Carter G. Woodson

Black History Month is a yearly celebration of Black cultural and historical achievements founded by scholar Dr. Carter G. Woodson. It originated as Black History Week and was later expanded to include the full month of February. Carter G. Woodson is also the author of, The Mis-education of the Negro, which takes a daring look at how Black Americans have been indoctrinated/mis-educated by American society about themselves, leading us to lose our historical compass and falsely believe ourselves inferior to other races. The Mis-education of the Negro advocates for Black Americans to gain historical knowledge of their achievements in the world, thereby increasing our self awareness and pride.

Here are 15 Thought Provoking quotes from the founder of Black History Month, Carter G. Woodson:

 

1. If you teach the Negro that he has accomplished as much good as any other race he will aspire to equality and justice without regard to race. Such an effort would upset the program of the oppressor in Africa and America. Play up before the Negro, then, his crimes and shortcomings. Let him learn to admire the Hebrew, the Greek, the Latin and the Teuton. Lead the Negro to detest the man of African blood–to hate himself.

 

2. If you can control a man’s thinking you do not have to worry about his action. When you determine what a man shall think you do not have to concern yourself about what he will do. If you make a man feel that he is inferior, you do not have to compel him to accept an inferior status, for he will seek it himself. If you make a man think that he is justly an outcast, you do not have to order him to the back door. He will go without being told; and if there is no back door, his very nature will demand one.

 

3. Those who have no record of what their forebears have accomplished lose the inspiration which comes from the teaching of biography and history.

 

4. We should emphasize not Negro History, but the Negro in history. What we need is not a history of selected races or nations, but the history of the world, void of national bias, race, hate, and religious prejudice. There should be no indulgence in undue eulogy of the Negro. The case of the Negro is well taken care of when it is shown how he has far influenced the development of civilization.

 

5. The mere imparting of information is not education. Above all things, the effort must result in making a man think and do for himself.
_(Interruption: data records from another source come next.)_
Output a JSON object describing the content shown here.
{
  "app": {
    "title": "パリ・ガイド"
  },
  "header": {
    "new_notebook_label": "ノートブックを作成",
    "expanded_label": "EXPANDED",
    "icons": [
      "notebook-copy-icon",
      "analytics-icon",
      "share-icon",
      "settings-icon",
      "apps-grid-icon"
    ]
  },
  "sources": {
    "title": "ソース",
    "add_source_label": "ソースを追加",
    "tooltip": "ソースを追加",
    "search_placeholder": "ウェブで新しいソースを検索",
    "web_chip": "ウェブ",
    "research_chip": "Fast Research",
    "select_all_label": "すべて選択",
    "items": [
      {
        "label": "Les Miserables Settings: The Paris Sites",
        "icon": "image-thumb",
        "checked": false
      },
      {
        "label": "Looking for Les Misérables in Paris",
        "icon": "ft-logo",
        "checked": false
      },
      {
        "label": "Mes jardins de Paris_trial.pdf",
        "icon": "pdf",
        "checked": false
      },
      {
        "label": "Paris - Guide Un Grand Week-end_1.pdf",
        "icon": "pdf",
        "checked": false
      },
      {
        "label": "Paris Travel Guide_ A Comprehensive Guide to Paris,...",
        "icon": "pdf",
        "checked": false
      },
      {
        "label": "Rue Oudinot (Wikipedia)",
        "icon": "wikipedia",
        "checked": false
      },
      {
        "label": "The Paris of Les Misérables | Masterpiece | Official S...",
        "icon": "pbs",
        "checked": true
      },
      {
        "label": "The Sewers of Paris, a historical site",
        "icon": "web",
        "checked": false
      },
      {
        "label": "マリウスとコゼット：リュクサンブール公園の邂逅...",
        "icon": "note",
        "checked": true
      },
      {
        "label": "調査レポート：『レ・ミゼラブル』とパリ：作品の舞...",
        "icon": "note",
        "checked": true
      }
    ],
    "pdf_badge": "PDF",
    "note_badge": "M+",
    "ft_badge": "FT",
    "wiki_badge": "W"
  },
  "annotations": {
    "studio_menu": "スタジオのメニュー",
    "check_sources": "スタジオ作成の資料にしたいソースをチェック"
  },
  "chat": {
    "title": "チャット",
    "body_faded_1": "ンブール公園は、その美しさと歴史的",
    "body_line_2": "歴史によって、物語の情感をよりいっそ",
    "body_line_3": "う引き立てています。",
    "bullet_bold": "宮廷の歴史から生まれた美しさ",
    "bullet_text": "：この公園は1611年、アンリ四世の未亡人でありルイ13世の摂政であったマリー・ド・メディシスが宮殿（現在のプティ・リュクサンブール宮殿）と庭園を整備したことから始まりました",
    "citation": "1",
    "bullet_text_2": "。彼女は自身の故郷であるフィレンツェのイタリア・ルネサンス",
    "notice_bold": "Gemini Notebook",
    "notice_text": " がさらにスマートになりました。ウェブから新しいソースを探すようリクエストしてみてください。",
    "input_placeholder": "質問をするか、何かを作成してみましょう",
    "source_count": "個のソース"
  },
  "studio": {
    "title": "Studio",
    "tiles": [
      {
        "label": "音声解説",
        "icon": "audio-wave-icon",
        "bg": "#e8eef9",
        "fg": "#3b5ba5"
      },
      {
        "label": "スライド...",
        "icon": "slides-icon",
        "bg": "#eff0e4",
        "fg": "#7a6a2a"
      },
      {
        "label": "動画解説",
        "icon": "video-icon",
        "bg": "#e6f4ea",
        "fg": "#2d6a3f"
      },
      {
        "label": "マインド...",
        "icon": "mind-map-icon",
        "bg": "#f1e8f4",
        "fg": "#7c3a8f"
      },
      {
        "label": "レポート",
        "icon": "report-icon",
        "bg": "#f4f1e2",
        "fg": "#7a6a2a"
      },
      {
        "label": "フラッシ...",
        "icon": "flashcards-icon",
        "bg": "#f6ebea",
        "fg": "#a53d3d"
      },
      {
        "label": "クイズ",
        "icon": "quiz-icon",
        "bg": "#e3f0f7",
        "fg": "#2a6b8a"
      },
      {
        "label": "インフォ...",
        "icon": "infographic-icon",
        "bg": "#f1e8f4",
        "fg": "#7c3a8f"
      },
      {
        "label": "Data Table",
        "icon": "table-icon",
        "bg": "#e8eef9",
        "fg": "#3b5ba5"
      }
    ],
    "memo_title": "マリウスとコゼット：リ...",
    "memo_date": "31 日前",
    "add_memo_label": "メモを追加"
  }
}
6. The confidence of the people is worth more than money.

7. Real education means to inspire people to live more abundantly, to learn to begin with life as they find it and make it better…

 

8. The thought of the inferiority of the Negro is drilled into him in almost every class he enters and in almost every book he studies. If he happens to leave school after he masters the fundamentals, before he finishes high school or reaches college, he will naturally escape some of this bias and may recover in time to be of service.

9. No people can go forward when the majority of those who should know better have chosen to go backward, but this is exactly what most of our misleaders do.

 

10. History shows that it does not matter who is in power or what revolutionary forces take over the government, those who have not learned to do for themselves and have to depend solely on others never obtain any more rights or privileges in the end than they had in the beginning.

11. The oppressor has always indoctrinated the weak with his interpretation of the crimes of the strong.

12. In the schools of business administration Negroes are trained exclusively in the psychology and economics of Wall Street and are, therefore, made to despise the opportunities to run ice wagons, push banana carts, and sell peanuts among their own people. Foreigners, who have not studied economics but have studied Negroes, take up this business and grow rich.

13. The same educational process which inspires and stimulates the oppressor with the thought that he is everything and has accomplished everything worth while, depresses and crushes at the same time the spark of genius in the Negro by making him feel that his race does not amount to much and never will measure up to the standards of other peoples.

14. Philosophers have long conceded, however, that every man has two educators: ‘that which is given to him, and the other that which he gives himself. Of the two kinds the latter is by far the more desirable. Indeed all that is most worthy in man he must work out and conquer for himself. It is that which constitutes our real and best nourishment. What we are merely taught seldom nourishes the mind like that which we teach ourselves.

15.  If the Negro in the ghetto must eternally be fed by the hand that pushes him into the ghetto, he will never become strong enough to get out of the ghetto.